Many people are familiar with “traditional” patent applications, which are referred to as non-provisional patent applications.
These are formal patent applications with specific rules regarding a written description, drawings, and claims that define the legal protection provided by each non-provisional patent application. The applications are typically prepared by patent attorneys (or patent agents) and go through an examination process to determine whether the invention described in the application is patentable.
A well-drafted non-provisional patent application typically costs $8,000-15,000 depending on complexity.
However, there’s another type of application referred to as a provisional patent application (PPA). This application allows an inventor to establish a filing date in a fast and cost-effective manner.
A PPA is not examined and never becomes a patent itself, but it’s a powerful tool for securing a filing date that gives the inventor time to determine whether to file a more expensive non-provisional patent application.
Here are three crucial benefits of incorporating PPAs into your intellectual property strategy:
The United States is a “first to file” country for patent applications.
Here’s what this means:
If two people create the same invention, at approximately the same time, the first person to file a patent application (including a PPA) with the USPTO is awarded a patent for the invention.
In the “first to file” system, it doesn’t matter who creates the invention first – the winner is the person who gets the earlier filing date!
Thus, there are significant advantages to establishing a filing date with the USPTO as quickly as possible.
You have no idea whether other inventors are working on the same idea and may beat you to the patent office, even though you may have created the invention first. Be sure your intellectual property strategy takes advantage of the speed and cost-effective protection provided by PPAs.
After filing a PPA, you have an entire 12 months to decide whether to file a non-provisional patent application (a formal patent application that will be examined by the USPTO).
During those 12 months, you can continue to develop the invention and test the invention in the marketplace.
This means you can test for consumer acceptance and determine whether the invention has enough commercial value to justify the additional costs associated with preparing and filing a non-provisional patent application.
The generous 12-month time period provided by a PPA also allows you, the inventor, to:
If after this 12-month period you decide not to pursue a non-provisional patent application, the PPA merely expires with no further fees or activities required.
Although PPAs have certain content requirements, the rules for PPAs are much simpler than the formal requirements of a non-provisional patent application.
These simplified rules streamline the PPA drafting process, saving significant time and cost.
For example, a PPA can be drafted in just a few hours if the details of the invention are already documented and include good drawings.
Additionally, the USPTO filing fee for a PPA is much less than the filing fee for a non-provisional patent application.
I recently began working with a tech startup that is developing new computer networking systems and software.
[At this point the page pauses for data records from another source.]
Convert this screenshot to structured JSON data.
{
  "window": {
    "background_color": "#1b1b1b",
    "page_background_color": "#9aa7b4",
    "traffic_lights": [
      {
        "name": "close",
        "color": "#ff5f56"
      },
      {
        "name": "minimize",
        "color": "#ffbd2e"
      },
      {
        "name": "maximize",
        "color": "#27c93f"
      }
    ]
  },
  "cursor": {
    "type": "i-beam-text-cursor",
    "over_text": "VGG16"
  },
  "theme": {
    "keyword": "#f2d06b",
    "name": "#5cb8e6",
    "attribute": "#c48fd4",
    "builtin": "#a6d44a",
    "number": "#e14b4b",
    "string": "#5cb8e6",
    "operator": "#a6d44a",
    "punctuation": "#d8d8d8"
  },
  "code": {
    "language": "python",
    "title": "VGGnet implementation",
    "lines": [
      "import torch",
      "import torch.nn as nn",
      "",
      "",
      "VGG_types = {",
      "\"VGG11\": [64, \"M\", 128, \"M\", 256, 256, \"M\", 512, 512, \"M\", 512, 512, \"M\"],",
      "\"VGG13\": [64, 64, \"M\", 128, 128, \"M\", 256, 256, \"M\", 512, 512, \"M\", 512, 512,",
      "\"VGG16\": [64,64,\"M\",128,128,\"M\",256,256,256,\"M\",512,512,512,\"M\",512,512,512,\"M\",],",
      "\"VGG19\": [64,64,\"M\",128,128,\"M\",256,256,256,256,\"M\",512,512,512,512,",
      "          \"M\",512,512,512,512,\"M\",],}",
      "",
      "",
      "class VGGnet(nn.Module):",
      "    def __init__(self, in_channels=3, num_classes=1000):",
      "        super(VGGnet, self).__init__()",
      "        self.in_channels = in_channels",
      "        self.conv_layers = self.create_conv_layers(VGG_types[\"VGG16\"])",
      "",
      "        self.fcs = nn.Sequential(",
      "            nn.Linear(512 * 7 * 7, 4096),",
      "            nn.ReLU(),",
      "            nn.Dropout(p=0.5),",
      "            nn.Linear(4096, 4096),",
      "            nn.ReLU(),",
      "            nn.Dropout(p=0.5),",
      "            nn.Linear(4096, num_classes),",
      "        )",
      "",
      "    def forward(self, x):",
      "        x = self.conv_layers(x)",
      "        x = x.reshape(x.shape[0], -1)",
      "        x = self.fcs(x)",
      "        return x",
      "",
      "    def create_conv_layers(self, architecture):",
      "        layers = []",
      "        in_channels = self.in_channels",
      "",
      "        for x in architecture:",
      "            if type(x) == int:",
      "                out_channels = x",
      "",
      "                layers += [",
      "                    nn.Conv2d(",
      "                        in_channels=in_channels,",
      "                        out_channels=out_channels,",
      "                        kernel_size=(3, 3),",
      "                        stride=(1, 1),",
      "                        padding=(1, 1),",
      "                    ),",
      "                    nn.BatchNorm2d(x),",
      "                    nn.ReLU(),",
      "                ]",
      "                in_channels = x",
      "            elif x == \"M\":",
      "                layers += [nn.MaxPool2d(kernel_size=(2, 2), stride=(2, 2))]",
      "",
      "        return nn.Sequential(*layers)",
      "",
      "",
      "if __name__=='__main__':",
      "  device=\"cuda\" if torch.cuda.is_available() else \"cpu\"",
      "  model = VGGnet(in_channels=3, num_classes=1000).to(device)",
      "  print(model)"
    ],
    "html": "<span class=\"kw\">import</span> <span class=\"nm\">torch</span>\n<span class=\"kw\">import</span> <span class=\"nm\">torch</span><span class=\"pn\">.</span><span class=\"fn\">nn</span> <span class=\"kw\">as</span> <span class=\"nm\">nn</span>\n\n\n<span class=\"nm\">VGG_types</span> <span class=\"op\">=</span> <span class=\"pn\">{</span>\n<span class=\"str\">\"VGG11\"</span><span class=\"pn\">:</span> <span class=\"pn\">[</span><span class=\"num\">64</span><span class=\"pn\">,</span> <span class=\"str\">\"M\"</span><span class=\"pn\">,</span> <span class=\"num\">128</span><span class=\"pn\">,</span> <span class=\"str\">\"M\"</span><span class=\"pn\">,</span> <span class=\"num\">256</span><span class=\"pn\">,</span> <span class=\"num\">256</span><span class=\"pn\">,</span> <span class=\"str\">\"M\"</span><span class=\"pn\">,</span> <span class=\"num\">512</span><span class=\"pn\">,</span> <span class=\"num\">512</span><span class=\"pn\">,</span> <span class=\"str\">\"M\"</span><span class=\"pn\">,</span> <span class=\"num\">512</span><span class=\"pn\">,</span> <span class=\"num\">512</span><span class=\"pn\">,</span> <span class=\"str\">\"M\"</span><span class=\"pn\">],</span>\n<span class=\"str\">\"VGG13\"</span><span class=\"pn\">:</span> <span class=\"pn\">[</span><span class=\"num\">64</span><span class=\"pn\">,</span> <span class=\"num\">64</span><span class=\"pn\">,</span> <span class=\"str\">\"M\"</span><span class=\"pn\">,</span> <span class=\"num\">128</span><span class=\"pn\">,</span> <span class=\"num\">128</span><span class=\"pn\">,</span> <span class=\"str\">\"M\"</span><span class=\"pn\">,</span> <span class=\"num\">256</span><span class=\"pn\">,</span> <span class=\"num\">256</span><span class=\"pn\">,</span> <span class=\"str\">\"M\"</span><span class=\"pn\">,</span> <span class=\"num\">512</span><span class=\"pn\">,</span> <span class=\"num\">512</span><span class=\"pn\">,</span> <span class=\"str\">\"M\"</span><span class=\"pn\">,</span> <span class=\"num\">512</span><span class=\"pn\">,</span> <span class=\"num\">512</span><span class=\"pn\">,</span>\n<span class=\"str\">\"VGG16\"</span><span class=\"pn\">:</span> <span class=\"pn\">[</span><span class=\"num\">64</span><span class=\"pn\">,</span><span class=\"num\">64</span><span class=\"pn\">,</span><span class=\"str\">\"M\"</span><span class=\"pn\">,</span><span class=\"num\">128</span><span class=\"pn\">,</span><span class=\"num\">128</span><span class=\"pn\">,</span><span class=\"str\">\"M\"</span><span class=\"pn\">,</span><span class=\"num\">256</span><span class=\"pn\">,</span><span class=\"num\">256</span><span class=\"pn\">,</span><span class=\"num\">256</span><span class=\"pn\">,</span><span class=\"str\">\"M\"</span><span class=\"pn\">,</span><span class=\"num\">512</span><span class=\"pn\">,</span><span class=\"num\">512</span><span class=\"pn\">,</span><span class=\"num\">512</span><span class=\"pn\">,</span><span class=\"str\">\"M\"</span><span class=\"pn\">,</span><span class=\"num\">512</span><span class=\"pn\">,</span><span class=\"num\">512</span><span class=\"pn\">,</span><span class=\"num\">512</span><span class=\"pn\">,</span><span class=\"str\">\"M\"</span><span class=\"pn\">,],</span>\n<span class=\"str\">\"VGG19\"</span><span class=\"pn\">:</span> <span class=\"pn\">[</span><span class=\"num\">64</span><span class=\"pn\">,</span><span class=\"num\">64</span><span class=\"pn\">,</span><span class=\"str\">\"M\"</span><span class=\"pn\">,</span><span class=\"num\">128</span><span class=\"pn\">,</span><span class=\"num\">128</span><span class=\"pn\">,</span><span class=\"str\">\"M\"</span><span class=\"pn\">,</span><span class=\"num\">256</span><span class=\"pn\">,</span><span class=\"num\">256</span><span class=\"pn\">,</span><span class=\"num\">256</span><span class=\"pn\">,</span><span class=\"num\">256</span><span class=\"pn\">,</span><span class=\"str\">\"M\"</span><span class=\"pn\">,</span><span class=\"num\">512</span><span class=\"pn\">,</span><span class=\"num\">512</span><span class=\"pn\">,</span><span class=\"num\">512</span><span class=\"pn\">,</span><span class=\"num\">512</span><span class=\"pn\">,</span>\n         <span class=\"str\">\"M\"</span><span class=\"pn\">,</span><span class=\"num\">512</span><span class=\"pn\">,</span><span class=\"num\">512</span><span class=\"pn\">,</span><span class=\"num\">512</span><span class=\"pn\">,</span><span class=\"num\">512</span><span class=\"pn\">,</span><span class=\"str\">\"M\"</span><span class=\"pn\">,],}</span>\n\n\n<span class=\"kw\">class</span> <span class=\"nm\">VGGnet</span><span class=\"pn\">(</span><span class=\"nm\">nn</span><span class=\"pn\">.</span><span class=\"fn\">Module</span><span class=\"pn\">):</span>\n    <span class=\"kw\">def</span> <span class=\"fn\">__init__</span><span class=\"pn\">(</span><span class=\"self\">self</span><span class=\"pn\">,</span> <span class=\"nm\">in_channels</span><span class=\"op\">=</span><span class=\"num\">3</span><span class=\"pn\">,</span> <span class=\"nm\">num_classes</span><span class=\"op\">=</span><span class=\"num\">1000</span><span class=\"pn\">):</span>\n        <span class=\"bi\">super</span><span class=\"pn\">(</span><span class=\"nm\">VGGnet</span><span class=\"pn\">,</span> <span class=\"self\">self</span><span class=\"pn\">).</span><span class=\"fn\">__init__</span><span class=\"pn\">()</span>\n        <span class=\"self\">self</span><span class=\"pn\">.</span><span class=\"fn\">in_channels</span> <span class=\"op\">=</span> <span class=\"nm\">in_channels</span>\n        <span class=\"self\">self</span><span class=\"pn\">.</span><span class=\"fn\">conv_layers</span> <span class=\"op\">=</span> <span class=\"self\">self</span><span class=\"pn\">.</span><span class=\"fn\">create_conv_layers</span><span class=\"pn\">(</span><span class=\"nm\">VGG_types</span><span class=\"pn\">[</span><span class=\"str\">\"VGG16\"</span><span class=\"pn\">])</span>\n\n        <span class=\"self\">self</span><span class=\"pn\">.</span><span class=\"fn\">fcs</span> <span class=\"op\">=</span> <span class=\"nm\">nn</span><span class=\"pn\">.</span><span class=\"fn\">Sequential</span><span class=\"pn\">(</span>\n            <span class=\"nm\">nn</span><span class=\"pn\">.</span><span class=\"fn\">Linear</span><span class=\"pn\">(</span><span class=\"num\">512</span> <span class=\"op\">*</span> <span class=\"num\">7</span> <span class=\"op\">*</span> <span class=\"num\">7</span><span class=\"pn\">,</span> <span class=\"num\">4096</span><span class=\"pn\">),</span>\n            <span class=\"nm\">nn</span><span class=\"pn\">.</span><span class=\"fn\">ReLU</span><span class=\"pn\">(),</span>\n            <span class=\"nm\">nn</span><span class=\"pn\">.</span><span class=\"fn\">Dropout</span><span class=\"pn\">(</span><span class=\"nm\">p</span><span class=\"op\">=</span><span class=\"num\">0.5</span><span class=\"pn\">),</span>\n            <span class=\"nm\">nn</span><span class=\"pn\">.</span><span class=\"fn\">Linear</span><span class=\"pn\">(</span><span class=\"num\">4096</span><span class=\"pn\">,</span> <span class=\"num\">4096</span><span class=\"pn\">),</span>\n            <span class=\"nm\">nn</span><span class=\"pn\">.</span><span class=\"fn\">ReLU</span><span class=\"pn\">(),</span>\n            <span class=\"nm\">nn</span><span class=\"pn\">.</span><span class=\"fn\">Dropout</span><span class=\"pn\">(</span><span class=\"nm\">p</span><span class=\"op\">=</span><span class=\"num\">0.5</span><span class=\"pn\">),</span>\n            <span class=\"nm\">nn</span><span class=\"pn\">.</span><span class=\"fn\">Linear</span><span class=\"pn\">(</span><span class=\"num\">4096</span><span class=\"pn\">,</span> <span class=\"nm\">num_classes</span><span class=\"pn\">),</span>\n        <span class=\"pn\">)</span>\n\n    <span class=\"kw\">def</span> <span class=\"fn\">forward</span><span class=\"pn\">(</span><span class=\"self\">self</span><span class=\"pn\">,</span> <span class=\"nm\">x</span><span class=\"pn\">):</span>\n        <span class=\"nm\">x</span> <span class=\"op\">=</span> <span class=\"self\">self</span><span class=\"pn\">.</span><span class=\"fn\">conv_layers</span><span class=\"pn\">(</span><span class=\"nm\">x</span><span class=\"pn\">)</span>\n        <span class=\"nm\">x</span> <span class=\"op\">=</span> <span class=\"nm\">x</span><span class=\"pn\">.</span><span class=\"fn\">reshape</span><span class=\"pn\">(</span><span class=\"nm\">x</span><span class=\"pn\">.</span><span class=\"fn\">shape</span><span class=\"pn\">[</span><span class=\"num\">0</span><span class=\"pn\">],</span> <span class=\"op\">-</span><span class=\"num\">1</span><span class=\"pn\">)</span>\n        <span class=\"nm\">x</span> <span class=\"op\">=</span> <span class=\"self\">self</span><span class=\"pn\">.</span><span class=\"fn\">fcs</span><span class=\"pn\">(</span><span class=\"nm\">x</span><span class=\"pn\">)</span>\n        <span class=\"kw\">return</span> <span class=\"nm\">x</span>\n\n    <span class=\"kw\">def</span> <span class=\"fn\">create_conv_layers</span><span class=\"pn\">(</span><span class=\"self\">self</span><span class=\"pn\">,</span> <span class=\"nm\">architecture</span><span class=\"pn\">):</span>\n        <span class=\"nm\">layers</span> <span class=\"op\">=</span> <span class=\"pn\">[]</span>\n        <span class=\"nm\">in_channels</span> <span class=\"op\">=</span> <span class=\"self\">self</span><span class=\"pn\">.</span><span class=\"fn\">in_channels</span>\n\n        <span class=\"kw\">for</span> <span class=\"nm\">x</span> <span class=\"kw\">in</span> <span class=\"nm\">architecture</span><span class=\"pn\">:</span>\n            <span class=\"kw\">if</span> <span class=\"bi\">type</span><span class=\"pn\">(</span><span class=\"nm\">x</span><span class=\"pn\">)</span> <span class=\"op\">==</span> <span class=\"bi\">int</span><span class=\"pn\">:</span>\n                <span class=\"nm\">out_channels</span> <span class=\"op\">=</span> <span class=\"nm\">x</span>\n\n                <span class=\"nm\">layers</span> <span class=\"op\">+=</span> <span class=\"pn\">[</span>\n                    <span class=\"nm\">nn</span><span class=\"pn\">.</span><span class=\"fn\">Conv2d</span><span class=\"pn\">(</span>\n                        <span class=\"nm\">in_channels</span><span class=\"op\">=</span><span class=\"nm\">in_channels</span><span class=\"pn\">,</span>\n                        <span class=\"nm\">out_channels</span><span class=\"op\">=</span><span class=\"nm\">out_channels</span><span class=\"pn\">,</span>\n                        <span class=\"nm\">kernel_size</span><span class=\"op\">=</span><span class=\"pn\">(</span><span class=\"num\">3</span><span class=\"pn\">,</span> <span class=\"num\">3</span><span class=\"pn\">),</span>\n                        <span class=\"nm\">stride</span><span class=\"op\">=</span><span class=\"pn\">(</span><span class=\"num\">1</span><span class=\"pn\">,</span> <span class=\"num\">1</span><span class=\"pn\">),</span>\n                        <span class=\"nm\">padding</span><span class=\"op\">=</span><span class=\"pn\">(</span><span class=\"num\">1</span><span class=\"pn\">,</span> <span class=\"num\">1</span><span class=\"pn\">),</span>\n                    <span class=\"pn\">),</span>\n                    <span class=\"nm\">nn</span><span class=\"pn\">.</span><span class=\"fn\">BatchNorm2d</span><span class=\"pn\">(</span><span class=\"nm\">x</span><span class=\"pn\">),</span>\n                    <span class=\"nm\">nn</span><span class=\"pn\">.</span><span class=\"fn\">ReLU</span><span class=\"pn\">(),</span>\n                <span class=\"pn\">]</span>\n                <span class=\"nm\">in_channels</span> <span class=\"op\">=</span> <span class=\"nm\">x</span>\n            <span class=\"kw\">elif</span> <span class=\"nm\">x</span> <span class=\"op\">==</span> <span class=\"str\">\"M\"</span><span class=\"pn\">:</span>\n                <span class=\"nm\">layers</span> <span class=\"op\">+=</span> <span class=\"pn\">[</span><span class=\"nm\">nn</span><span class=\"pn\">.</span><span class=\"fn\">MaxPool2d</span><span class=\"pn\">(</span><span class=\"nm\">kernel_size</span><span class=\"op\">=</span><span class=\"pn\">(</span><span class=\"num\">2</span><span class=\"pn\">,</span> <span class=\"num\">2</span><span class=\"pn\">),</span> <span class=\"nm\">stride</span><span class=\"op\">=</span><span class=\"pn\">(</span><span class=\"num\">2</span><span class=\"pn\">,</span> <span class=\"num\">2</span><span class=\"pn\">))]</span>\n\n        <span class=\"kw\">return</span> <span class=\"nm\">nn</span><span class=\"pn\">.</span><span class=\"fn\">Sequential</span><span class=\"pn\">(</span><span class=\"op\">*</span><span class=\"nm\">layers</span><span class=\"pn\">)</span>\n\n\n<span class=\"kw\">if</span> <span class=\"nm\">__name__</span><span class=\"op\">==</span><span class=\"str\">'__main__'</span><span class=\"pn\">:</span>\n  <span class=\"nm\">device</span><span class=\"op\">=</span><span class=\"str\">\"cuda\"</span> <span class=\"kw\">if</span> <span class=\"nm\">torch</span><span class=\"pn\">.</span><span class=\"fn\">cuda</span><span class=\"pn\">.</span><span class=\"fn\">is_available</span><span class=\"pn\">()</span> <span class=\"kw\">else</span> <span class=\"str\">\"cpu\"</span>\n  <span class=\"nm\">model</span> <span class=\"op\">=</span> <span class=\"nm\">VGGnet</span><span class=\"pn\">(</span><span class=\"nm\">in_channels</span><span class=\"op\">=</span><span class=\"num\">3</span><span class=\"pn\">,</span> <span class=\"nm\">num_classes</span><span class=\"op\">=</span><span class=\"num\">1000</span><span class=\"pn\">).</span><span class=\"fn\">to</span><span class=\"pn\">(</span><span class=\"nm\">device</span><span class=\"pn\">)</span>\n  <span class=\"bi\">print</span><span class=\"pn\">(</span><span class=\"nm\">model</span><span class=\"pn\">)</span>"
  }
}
The founders of the startup have created several new inventions and are continuing to develop more inventions that improve the way data is communicated between multiple computers and other systems.
As you might imagine, it’s crucially important to protect this company’s proprietary technology.
So, we have implemented a system that includes filing several PPAs to protect the initial inventions, followed by additional PPAs to protect other critical inventions being developed in the next few months.
These multiple PPAs protect the company’s inventions as it continues to develop and launch its first products.
As we approach the 12-month expiration date of the first PPAs later this year, the company can evaluate the commercial value of the inventions to the company. Based on this evaluation, the company will determine which inventions are worthy of the time and expense associated with preparing and filing a non-provisional patent application.
This approach allows the company to defer a significant amount of the costs associated with non-provisional patent applications until they have conducted market tests and talked with potential investors.
I encourage you to follow a similar approach in your business.
Protect your initial inventions quickly using a PPA and consider filing additional PPAs to protect future inventions that are vital to your business.
This approach protects your key inventions and gives you peace of mind as you continue developing and launching your product.